Vanlife in Portugal

Zeit als Ziel –

immer wieder Portugal

Seit 1996 reist Oliver Lück im Bulli durch Europa. Den Begriff »Vanlife« gab es damals noch nicht – aber das Gefühl, frei und unabhängig unterwegs zu sein. Und gleich seine erste Busreise führte ihn nach Portugal. Hier erzählt der Buchautor und Fotograf, wie sich das Reisen auf Rädern verändert hat. Von Bulli bis Vanlife – eine Tour durch die letzten 28 Jahre.

Es ist ja so, dass vor allem Gerüche längst vergessene Bilder und Gefühle zurückholen können. Besondere Ereignisse, die mit einem Duft oder einem Geschmack verbunden sind, graben sich tief in das Gedächtnis, sodass man sie auch Jahrzehnte später noch wachrufen kann. Momente der Kindheit werden wieder lebendig, Erinnerungen an endlos lange Sommerferien, in denen an jedem Tag die Sonne schien, man mit einem Bärenhunger aus dem Freibad kam – und dann gab es Pommes!

Bei mir ist es bis heute der Hauch von frisch gezapftem Diesel, der mich in der Zeit zurückreisen lässt. Kaum bin ich beim Tanken, bin ich im Urlaub. In Gedanken stehe ich an einer Zapfsäule in Portugal, bin sofort wieder 23 Jahre alt. Und die Sonne scheint. Und ich habe Zeit.

Denn so fing das alles an mit dem Reisen auf Rädern. Es war 1996, das Jahr, in dem Rio Reiser starb. Ein Schaf namens »Dolly« kam zur Welt. Und ich hatte mir mein erstes Auto gekauft: Einen rostigen, postgelben Bulli, Baujahr 1973. Für 2670 Mark. Ein Freund malte schwarze Posthörner auf die Türen und zwei Wörter in großen Buchstaben darunter: PEST auf die eine und ROST auf die andere Seite. Und ich kannte jemanden beim TÜV. Vier Tage später ging es los.

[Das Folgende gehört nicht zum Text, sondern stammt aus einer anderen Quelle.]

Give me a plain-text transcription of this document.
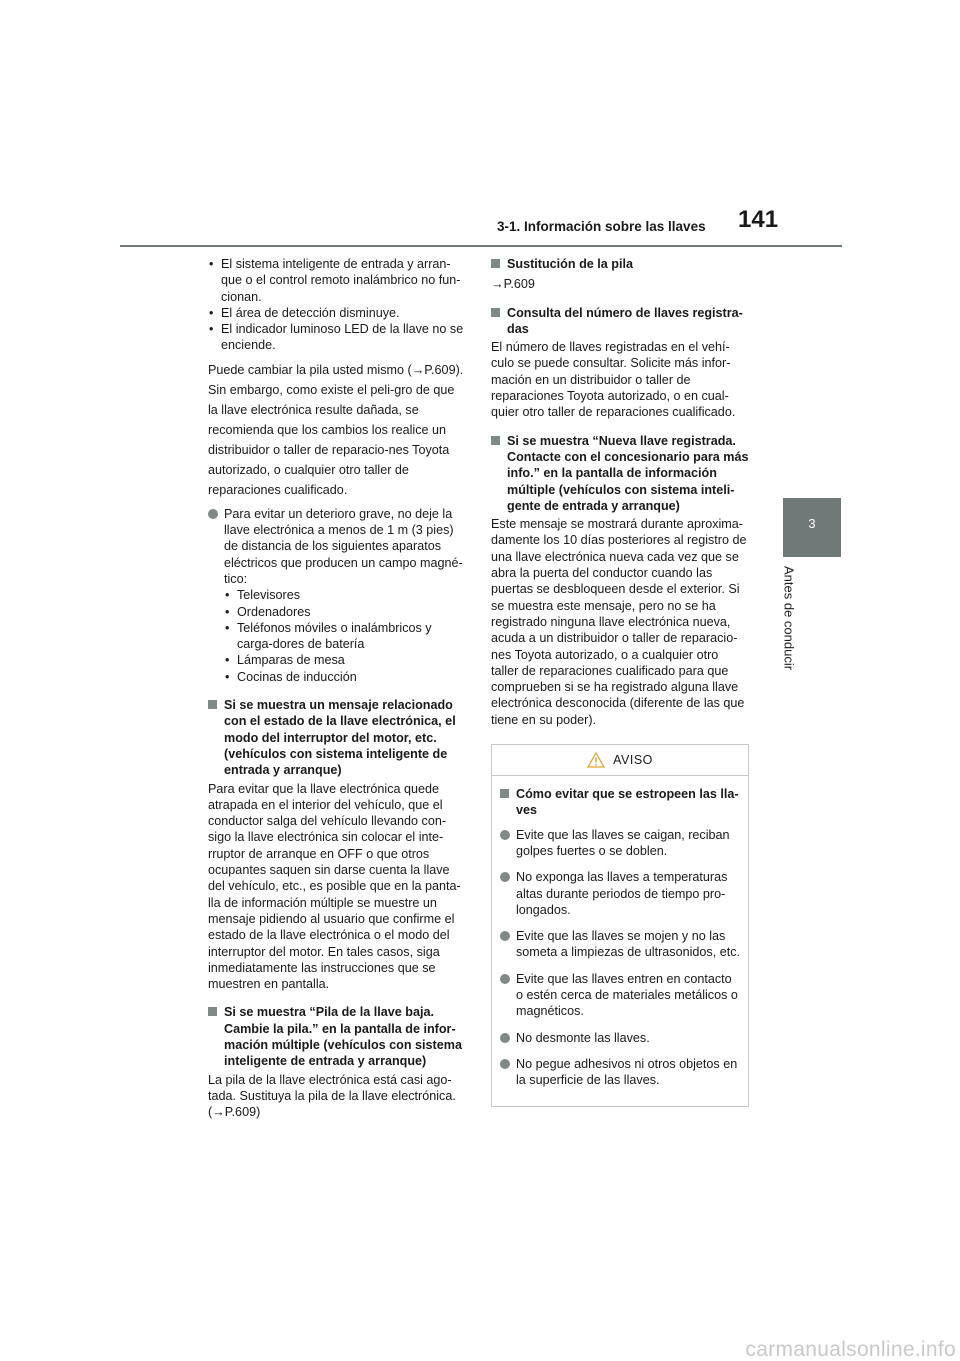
3-1. Información sobre las llaves 141
3
Antes de conducir
• El sistema inteligente de entrada y arran-que o el control remoto inalámbrico no fun-cionan.
• El área de detección disminuye.
• El indicador luminoso LED de la llave no se enciende.

Puede cambiar la pila usted mismo (→P.609). Sin embargo, como existe el peli-gro de que la llave electrónica resulte dañada, se recomienda que los cambios los realice un distribuidor o taller de reparacio-nes Toyota autorizado, o cualquier otro taller de reparaciones cualificado.

Para evitar un deterioro grave, no deje la llave electrónica a menos de 1 m (3 pies) de distancia de los siguientes aparatos eléctricos que producen un campo magné-tico:
• Televisores
• Ordenadores
• Teléfonos móviles o inalámbricos y carga-dores de batería
• Lámparas de mesa
• Cocinas de inducción
Si se muestra un mensaje relacionado con el estado de la llave electrónica, el modo del interruptor del motor, etc. (vehículos con sistema inteligente de entrada y arranque)

Para evitar que la llave electrónica quede atrapada en el interior del vehículo, que el conductor salga del vehículo llevando con-sigo la llave electrónica sin colocar el inte-rruptor de arranque en OFF o que otros ocupantes saquen sin darse cuenta la llave del vehículo, etc., es posible que en la panta-lla de información múltiple se muestre un mensaje pidiendo al usuario que confirme el estado de la llave electrónica o el modo del interruptor del motor. En tales casos, siga inmediatamente las instrucciones que se muestren en pantalla.

Si se muestra “Pila de la llave baja. Cambie la pila.” en la pantalla de infor-mación múltiple (vehículos con sistema inteligente de entrada y arranque)

La pila de la llave electrónica está casi ago-tada. Sustituya la pila de la llave electrónica. (→P.609)

Sustitución de la pila

→P.609

Consulta del número de llaves registra-das

El número de llaves registradas en el vehí-culo se puede consultar. Solicite más infor-mación en un distribuidor o taller de reparaciones Toyota autorizado, o en cual-quier otro taller de reparaciones cualificado.

Si se muestra “Nueva llave registrada. Contacte con el concesionario para más info.” en la pantalla de información múltiple (vehículos con sistema inteli-gente de entrada y arranque)

Este mensaje se mostrará durante aproxima-damente los 10 días posteriores al registro de una llave electrónica nueva cada vez que se abra la puerta del conductor cuando las puertas se desbloqueen desde el exterior. Si se muestra este mensaje, pero no se ha registrado ninguna llave electrónica nueva, acuda a un distribuidor o taller de reparacio-nes Toyota autorizado, o a cualquier otro taller de reparaciones cualificado para que comprueben si se ha registrado alguna llave electrónica desconocida (diferente de las que tiene en su poder).

AVISO
Cómo evitar que se estropeen las lla-ves
Evite que las llaves se caigan, reciban golpes fuertes o se doblen.
No exponga las llaves a temperaturas altas durante periodos de tiempo pro-longados.
Evite que las llaves se mojen y no las someta a limpiezas de ultrasonidos, etc.
Evite que las llaves entren en contacto o estén cerca de materiales metálicos o magnéticos.
No desmonte las llaves.
No pegue adhesivos ni otros objetos en la superficie de las llaves.
carmanualsonline.info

Das Reisen funktionierte ganz anders damals – ohne Handy oder Hilfe aus dem Weltraum. Es gab noch keine Navigationsgeräte. Und ich weiß noch, dass ich immerhin eine Straßenkarte dabeihatte. Sie war aus dem Jahr 1979 und winzig: Europa im Maßstab eins zu vier Millionen. Doch rückblickend betrachtet, hätte ich die Karte gar nicht gebraucht, wollte ich doch sowieso immer an der Küste entlang. Rechts das Wasser, links das Land, von Hamburg in Richtung Süden und bis nach Portugal. Dann umdrehen und zurück.

  • Oliver Lück mit Hund
    Sorry, die Dachterrasse ist besetzt
  • Gut verstecker Bulli im Gebüsch
    Wie es früher einmal war. Heute …
  • Bulli auf Campingplatz
    … sucht man nach Möglichkeit einen Campingplatz auf.
  • Oliver Lück vor Bulli
    Vanlife in der Vor-Lichterketten-Ära

Einmal Bulli, immer Bulli

Nach 85 Tagen und 16.000 Kilometern endete diese erste Tour mit Motorschaden am Offenbacher Kreuz. Doch sie war wegweisend. Denn mir war schnell klar geworden, dass ich weiter so reisen wollte – im eigenen Haus auf Rädern. Der Bus als Hotel und Büro. Gleichzeitig unterwegs und trotzdem zu Hause. Alles drin, was ich brauche, sehr reduziert, aber ausreichend. So ließ es sich viel unabhängiger reisen. Der Campingbus bot mir einen geschützten Rahmen. Und jede Nacht das eigene Bett. Ich konnte frei entscheiden, wo ich anhalte und wie lange ich dort bleibe. Alles ganz einfach, aber sehr flexibel. Und so wurde aus meinem gelben Bulli ein Roter (T3, Baujahr 1987). Und aus dem Roten ein Blauer (T3, Baujahr 1991), den ich nun seit 23 Jahren und mehr als einer halben Million Kilometer fahre.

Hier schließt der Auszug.